之後按照剛才的說明,比較 target model token prob 和 draft model token prob 的大小,並在特定情況以一定機率進行拒絕。

def target_speculative_decode(
    target_model: torch.nn.Module,
    target_tokenizer: PreTrainedTokenizerBase,
    inputs: Dict[str, torch.Tensor],
    draft_probs: torch.FloatTensor,
    temperature: float = 1.0,
    top_k: Optional[int] = 0,  # Default is 0, it means do not select top-k tokens
    top_p: Optional[float] = 1.0,
    repetition_penalty: Optional[float] = 1.0,
) -> Tuple[Dict[str, torch.Tensor], torch.FloatTensor]:
    with torch.no_grad():
        outputs = target_model(**inputs)

    next_tokens, target_probs = sample_next_token(
        logits=outputs.logits,
        prefix_token_ids=inputs["input_ids"],
        temperature=temperature,
        top_k=top_k,
        top_p=top_p,
        repetition_penalty=repetition_penalty,
        probs_num=draft_probs.shape[1] + 1,
    )

    next_token = next_tokens[:, -1:]

    # Evaluation
    indices = inputs["input_ids"][:, -draft_probs.shape[1]:]

    eval_probs = target_probs[:, :-1, :]

    expanded_indices = indices.unsqueeze(-1)
    selected_draft_probs = torch.gather(draft_probs, dim=-1, index=expanded_indices)
    selected_draft_probs = selected_draft_probs.squeeze(-1)

    selected_eval_probs = torch.gather(eval_probs, dim=-1, index=expanded_indices)
    selected_eval_probs = selected_eval_probs.squeeze(-1)

    # Compare draft_prob and eval_prob, and check the reject_mask
    mask_to_reject = selected_draft_probs > selected_eval_probs

    # Calculate reject probabilty 1 - (eval_prob / draft_prob)
    rejection_probs = 1 - (selected_eval_probs / selected_draft_probs)

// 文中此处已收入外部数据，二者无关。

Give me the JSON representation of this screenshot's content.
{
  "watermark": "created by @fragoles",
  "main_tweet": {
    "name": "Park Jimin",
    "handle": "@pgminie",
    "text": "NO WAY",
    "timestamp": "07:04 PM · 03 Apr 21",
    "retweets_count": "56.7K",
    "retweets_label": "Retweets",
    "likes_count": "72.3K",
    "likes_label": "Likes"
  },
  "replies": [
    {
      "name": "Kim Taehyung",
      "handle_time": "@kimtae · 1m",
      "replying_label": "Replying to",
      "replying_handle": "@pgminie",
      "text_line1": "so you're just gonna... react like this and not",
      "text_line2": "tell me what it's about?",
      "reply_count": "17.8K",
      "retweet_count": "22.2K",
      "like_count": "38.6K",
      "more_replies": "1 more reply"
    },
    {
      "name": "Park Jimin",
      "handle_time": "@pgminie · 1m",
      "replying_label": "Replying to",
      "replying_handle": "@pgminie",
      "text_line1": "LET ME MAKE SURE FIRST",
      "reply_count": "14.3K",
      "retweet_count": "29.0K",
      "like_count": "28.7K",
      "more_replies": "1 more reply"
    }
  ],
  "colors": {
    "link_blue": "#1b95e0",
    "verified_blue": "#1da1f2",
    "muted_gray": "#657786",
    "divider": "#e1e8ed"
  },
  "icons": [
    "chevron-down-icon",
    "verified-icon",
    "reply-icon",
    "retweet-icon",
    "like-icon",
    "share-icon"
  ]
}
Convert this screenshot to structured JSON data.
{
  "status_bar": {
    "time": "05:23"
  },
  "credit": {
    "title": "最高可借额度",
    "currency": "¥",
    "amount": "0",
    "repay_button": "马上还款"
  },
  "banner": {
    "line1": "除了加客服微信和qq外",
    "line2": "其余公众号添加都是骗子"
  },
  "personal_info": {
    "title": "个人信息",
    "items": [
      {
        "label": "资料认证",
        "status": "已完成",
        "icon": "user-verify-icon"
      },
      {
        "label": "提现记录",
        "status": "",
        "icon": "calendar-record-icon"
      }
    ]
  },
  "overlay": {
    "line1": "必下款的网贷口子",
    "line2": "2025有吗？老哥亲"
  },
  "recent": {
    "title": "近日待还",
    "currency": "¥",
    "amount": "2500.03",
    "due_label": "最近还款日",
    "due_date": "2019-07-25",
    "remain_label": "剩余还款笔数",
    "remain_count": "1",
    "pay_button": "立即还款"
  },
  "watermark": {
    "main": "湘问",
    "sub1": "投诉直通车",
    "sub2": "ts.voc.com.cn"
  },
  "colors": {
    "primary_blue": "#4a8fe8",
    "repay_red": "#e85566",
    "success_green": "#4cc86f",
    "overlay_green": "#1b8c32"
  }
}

    # Generate random values to determined accept or reject
    random_values = torch.rand_like(rejection_probs)
    rejection_decisions = random_values < rejection_probs

    # Get the final reject masks
    rejection_masks = mask_to_reject & rejection_decisions
    acceptance_mask = torch.ones_like(selected_draft_probs, dtype=torch.bool)
    acceptance_mask[rejection_masks] = False

    # Concat `input_ids`
    if torch.all(acceptance_mask):
        input_ids = torch.cat([inputs["input_ids"], next_token], dim=-1)
        attention_mask = torch.cat([inputs["attention_mask"], torch.ones(inputs["attention_mask"].shape[0], 1).to(inputs["input_ids"].device.type)], dim=-1)
    else:
        new_input_ids = []
        new_attention_mask = []

        for batch_idx in range(next_tokens.shape[0]):
            for pos_idx in range(acceptance_mask[batch_idx].shape[0]):
                if not acceptance_mask[batch_idx][pos_idx]:
                    gamma = next_tokens.shape[1] - 1
                    start_idx = inputs["input_ids"].shape[1] - gamma

                    inputs["input_ids"][batch_idx][start_idx+pos_idx] = next_tokens[batch_idx][pos_idx]

                    new_input_ids.append(inputs["input_ids"][batch_idx][:start_idx+pos_idx+1])
                    new_attention_mask.append(inputs["attention_mask"][batch_idx][:start_idx+pos_idx+1])
                    
                    break

        input_ids = pad_sequence(new_input_ids, batch_first=True, padding_value=target_tokenizer.pad_token_id)
        attention_mask = pad_sequence(new_attention_mask, batch_first=True, padding_value=0)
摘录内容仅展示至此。